As a kid, he had his own brush with fraught archaeology. He learned that very old human remains had been found in the basement of his family’s home about a decade before they moved in.

“Our house was next door to a house that was known to be part of the underground railroad,” Reed said. “When the previous owners were doing a renovation in the early 60s, they opened up a wall in the basement and found a secret compartment with a skeleton inside. They think it may have been someone who had died on the way to Canada. And no, my family did not consider doing any renovations down there.”

In October 2003, Shelter Island Police Officer Walter Richards found human bones while digging the foundation for a barn near his house. He suspected the bones were human and reported his find. It turned out the skeletons of at least five individuals were in the earth on his property.
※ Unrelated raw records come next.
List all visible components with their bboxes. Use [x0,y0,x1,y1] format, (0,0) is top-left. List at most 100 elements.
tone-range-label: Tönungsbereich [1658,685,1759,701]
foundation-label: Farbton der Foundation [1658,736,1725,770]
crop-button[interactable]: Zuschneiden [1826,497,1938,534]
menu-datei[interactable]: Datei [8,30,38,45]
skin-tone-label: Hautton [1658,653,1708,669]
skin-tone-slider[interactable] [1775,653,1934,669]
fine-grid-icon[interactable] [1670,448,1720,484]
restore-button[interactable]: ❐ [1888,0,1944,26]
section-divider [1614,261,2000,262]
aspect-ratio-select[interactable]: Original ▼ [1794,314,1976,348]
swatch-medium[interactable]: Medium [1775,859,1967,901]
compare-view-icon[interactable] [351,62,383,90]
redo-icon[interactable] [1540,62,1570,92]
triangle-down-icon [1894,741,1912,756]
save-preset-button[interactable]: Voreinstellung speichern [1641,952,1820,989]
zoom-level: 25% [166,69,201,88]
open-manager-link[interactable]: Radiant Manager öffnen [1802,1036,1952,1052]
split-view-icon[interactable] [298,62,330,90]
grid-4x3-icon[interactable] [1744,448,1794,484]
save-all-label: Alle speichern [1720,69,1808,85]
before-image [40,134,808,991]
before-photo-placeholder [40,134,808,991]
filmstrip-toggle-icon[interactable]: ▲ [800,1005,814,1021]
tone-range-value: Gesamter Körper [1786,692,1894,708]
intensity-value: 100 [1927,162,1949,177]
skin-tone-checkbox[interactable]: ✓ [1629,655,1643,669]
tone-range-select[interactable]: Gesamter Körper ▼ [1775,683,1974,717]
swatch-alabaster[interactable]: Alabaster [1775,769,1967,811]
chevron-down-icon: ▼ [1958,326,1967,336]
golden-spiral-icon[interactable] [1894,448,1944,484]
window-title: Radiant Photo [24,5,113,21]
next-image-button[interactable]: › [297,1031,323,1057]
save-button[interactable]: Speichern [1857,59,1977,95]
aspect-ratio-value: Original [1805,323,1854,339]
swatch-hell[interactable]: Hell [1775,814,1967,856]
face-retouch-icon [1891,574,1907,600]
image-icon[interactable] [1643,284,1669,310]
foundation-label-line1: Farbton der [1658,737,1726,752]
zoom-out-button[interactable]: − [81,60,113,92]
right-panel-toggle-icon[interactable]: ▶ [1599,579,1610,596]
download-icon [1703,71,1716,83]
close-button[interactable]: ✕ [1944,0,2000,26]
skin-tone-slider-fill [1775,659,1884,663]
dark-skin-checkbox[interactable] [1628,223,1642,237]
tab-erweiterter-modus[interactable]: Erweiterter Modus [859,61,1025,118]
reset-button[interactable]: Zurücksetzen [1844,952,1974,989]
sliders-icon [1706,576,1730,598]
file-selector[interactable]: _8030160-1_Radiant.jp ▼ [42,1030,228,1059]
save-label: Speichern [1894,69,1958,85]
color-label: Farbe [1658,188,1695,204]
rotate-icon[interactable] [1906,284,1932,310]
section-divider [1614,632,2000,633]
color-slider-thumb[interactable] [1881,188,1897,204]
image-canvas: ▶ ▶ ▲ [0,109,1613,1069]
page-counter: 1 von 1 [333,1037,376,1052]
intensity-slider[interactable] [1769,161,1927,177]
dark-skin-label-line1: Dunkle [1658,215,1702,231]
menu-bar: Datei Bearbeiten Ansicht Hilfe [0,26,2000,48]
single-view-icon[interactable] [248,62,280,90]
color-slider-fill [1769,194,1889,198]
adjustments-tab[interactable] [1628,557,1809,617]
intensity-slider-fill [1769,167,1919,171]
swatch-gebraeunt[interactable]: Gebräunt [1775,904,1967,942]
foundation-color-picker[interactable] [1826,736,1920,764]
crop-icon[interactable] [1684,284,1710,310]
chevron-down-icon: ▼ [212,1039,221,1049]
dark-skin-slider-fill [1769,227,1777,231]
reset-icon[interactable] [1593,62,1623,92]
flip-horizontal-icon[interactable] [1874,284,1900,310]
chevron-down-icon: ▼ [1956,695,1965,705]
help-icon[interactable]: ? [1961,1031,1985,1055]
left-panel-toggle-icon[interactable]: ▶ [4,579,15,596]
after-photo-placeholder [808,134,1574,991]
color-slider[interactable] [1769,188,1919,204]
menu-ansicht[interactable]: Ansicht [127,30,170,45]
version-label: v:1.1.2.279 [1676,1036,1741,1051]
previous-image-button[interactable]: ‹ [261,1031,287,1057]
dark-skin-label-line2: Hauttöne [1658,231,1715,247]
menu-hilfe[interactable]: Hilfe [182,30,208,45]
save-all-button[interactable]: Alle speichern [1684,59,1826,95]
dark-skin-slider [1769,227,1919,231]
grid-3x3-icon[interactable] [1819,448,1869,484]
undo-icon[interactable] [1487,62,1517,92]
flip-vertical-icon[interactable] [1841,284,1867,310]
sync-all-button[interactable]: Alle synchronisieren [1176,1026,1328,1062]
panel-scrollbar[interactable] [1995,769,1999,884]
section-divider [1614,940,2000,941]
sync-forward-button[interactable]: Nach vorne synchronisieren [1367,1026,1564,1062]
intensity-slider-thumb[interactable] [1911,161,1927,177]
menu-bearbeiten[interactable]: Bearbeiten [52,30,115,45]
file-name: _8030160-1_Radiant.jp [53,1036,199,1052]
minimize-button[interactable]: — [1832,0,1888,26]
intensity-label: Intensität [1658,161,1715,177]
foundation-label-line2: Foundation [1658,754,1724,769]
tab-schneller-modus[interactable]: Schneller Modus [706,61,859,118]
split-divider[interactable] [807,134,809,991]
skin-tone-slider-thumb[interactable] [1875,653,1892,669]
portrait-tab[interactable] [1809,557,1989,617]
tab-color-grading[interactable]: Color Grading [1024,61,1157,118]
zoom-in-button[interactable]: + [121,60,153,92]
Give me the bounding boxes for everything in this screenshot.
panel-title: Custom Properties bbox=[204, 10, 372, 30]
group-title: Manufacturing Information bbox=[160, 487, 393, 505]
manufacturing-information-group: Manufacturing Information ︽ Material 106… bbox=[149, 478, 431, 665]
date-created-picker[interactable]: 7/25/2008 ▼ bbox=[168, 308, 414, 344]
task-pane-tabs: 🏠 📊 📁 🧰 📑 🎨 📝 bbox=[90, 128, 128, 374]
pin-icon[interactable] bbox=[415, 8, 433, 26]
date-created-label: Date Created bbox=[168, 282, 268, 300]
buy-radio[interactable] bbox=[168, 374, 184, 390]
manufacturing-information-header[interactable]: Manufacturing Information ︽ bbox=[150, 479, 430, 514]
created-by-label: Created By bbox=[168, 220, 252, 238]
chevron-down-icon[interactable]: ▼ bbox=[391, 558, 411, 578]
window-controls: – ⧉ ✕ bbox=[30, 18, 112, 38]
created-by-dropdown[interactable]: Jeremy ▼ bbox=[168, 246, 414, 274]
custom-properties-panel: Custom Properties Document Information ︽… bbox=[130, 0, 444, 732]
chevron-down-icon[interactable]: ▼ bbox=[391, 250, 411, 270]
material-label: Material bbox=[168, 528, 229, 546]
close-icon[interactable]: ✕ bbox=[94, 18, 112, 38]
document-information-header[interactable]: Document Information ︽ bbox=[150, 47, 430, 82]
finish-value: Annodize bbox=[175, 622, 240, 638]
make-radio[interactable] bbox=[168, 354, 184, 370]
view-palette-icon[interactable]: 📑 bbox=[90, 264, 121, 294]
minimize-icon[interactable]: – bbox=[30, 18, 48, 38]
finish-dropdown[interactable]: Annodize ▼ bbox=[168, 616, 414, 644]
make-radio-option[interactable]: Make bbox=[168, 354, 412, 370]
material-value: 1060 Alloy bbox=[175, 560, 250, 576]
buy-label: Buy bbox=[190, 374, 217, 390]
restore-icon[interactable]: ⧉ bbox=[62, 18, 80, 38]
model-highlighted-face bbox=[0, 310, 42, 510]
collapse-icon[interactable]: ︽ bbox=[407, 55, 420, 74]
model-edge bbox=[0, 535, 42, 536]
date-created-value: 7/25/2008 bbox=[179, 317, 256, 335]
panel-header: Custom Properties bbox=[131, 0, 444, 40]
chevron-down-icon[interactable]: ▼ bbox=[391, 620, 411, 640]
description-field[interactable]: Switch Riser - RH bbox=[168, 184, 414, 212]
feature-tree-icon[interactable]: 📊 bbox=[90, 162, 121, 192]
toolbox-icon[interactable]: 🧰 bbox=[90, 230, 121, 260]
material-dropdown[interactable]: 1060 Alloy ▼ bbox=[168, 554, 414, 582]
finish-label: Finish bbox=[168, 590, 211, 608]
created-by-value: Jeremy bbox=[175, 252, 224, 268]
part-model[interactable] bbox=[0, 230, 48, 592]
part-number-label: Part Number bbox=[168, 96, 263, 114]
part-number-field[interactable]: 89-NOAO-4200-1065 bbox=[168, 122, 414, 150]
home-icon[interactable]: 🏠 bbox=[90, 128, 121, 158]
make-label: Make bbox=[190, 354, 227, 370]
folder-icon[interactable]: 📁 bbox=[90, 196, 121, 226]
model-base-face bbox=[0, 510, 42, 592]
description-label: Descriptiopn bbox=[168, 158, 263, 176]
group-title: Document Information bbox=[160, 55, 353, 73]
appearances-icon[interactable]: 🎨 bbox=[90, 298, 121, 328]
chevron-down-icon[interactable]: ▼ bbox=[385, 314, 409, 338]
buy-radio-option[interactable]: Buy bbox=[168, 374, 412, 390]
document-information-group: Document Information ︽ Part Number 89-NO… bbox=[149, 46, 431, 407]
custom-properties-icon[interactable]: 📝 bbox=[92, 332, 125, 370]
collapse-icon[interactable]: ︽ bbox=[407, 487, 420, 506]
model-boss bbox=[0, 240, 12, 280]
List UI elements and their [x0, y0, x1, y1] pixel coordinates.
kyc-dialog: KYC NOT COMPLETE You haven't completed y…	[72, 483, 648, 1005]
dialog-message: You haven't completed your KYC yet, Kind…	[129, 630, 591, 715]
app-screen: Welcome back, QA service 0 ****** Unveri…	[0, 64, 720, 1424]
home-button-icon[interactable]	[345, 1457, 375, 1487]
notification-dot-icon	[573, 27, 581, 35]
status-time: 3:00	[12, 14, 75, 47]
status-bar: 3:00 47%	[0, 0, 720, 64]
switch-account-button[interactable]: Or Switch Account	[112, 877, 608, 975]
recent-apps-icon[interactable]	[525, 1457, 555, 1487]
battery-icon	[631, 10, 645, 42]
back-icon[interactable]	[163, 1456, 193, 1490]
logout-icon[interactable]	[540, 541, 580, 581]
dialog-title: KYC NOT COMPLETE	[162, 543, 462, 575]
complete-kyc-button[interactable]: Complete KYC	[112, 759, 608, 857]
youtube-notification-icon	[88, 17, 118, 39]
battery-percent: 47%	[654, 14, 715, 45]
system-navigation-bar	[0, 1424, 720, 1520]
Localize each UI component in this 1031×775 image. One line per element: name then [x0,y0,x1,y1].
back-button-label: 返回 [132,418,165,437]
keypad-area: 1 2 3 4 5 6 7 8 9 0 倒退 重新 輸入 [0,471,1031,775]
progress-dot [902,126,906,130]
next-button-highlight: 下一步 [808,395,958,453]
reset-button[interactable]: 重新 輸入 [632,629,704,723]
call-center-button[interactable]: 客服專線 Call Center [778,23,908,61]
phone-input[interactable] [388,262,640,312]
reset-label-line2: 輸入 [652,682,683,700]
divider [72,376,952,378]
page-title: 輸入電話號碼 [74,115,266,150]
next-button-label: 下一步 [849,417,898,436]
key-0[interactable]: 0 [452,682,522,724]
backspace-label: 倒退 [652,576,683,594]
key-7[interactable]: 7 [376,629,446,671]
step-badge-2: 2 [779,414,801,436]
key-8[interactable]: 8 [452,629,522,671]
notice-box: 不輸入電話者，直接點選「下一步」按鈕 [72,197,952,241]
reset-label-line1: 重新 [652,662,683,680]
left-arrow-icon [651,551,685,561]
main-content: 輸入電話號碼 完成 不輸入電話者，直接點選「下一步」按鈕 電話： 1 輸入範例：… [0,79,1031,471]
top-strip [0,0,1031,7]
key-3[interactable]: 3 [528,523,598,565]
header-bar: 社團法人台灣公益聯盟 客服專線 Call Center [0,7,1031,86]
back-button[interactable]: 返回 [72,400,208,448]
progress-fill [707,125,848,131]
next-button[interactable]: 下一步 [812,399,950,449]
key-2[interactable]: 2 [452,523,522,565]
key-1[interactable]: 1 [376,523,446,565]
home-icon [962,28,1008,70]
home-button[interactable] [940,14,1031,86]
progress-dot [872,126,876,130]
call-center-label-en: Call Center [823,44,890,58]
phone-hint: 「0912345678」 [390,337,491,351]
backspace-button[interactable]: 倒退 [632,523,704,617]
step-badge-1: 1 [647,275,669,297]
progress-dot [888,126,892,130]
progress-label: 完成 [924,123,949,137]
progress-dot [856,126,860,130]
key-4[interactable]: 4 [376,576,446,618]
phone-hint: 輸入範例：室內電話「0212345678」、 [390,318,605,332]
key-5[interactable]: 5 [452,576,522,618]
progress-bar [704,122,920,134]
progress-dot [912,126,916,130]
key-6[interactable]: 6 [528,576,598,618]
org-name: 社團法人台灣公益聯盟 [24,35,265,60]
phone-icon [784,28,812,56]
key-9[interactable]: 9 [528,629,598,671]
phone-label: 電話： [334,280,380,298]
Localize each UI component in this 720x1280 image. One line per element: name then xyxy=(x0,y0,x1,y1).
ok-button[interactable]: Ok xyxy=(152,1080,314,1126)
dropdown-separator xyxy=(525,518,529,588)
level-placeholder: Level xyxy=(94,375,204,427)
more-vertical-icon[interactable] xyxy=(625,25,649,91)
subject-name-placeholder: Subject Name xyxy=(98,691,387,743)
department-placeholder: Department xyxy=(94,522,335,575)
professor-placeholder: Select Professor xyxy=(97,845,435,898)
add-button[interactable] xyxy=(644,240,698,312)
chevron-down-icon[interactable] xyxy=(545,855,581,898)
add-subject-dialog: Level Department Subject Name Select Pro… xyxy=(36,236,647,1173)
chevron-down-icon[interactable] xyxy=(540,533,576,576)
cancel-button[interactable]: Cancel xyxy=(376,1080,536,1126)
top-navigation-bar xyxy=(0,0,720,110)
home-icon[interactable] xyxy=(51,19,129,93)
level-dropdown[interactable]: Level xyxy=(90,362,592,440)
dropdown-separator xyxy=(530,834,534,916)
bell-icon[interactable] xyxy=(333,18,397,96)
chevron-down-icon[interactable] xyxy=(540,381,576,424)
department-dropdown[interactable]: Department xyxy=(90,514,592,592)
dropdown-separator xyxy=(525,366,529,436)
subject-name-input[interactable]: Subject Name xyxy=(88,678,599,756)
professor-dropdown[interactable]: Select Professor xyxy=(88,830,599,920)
They were later identified as the remains of Native Americans, probably Manhanset people. Officials estimated the bones were several hundred years old at least, and possibly much older — an event that reminded everybody that Nathanael Sylvester was another person who came to Shelter Island from somewhere else, fell in love with the place and decided to move here.

I’m grateful to the people who dug in their yards, found some history, and shared it. And if we find something interesting down there, Mabel and I will let you know.